INSTANTES FINAIS (EC)

Estava mais angustiado que o goleiro na hora do gol...

A música de Belchior batia-lhe à cabeça.

Ele estava angustiado pelo risco do gol.

Era a última partida do campeonato. Bastava o empate para seu time ser campeão, que se defendia como podia naqueles minutos finais. O adversário atacava com todo ímpeto.

Coração a mil corria riscos. Não vá ao estádio, alertou o médico.

Impossível!

O time precisava de sua energia. Talvez fosse a última oportunidade de gritar: “É campeão!”.

Braços enroscados ao torcedor ao lado, enquanto o goleiro desvia com as pontas dos dedos a bola para escanteio. Após a defesa, o goleiro joga-se ao chão dizendo-se machucado.

Simulação! Protestam os adversários ao árbitro que aponta o relógio.

Olha o seu e vê a imagem da tarde, nos distantes tempos da infância, quando pescava com seu pai e fortes raios irromperam repentinos e o pai gritou para jogar-se ao chão afastando-se do arvoredo.

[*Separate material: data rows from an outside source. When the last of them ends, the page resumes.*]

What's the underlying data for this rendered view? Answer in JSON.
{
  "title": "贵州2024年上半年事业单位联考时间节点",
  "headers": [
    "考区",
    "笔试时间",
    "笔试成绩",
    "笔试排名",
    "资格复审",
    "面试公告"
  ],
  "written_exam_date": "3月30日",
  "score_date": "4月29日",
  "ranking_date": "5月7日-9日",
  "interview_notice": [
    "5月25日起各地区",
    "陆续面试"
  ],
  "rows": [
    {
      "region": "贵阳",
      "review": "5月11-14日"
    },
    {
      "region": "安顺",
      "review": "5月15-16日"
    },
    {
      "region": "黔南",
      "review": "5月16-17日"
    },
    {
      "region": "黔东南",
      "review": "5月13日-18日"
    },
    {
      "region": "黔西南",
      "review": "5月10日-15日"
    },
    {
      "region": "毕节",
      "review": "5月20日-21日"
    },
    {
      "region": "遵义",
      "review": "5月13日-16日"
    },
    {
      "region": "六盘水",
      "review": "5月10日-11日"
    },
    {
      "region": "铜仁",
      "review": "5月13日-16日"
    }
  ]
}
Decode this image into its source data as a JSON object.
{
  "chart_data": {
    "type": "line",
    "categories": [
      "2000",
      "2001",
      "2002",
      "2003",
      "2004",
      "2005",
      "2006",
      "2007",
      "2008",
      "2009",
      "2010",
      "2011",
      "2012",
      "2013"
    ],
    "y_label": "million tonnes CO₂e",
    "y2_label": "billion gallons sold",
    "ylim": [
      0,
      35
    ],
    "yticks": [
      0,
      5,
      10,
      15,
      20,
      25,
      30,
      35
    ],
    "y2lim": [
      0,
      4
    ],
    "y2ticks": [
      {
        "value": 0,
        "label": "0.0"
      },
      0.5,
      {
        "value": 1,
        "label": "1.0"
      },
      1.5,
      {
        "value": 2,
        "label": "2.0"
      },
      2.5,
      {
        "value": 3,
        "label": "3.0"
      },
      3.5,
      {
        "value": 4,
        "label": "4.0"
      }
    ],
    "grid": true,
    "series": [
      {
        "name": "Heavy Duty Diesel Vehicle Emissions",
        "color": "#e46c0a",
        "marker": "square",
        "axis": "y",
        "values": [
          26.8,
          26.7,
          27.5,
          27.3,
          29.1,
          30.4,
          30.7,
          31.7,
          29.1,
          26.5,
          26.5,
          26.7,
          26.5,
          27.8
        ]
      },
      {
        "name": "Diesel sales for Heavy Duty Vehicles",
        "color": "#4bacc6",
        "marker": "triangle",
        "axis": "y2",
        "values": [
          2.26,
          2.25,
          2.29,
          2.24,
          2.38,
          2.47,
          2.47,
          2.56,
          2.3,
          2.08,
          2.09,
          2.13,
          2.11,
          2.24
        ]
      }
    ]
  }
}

Quase todos os jogadores na área esperando a cobrança do escanteio. Empurra-empurra geral. Pernas e corpos misturados.

Franze o cenho e aperta as mãos, relembrado o dia em que lhe escapou a mãe, em pleno centro da cidade, entre dezenas de desconhecidos. Par de lágrimas de medo descendo pela face, salgando o amargo do sentimento de insegurança que lhe abateu até sentir a mão segurando-o novamente.

Bola decola e começa a cair. O desespero faz rezar a todos os santos, enquanto agarra o patuá.

A cabeçada do atacante desenha-se fulminante. Fecha os olhos ao silêncio do estádio.

Sente a garganta dilacerada, tal fosse vítima de Bela Lugosi.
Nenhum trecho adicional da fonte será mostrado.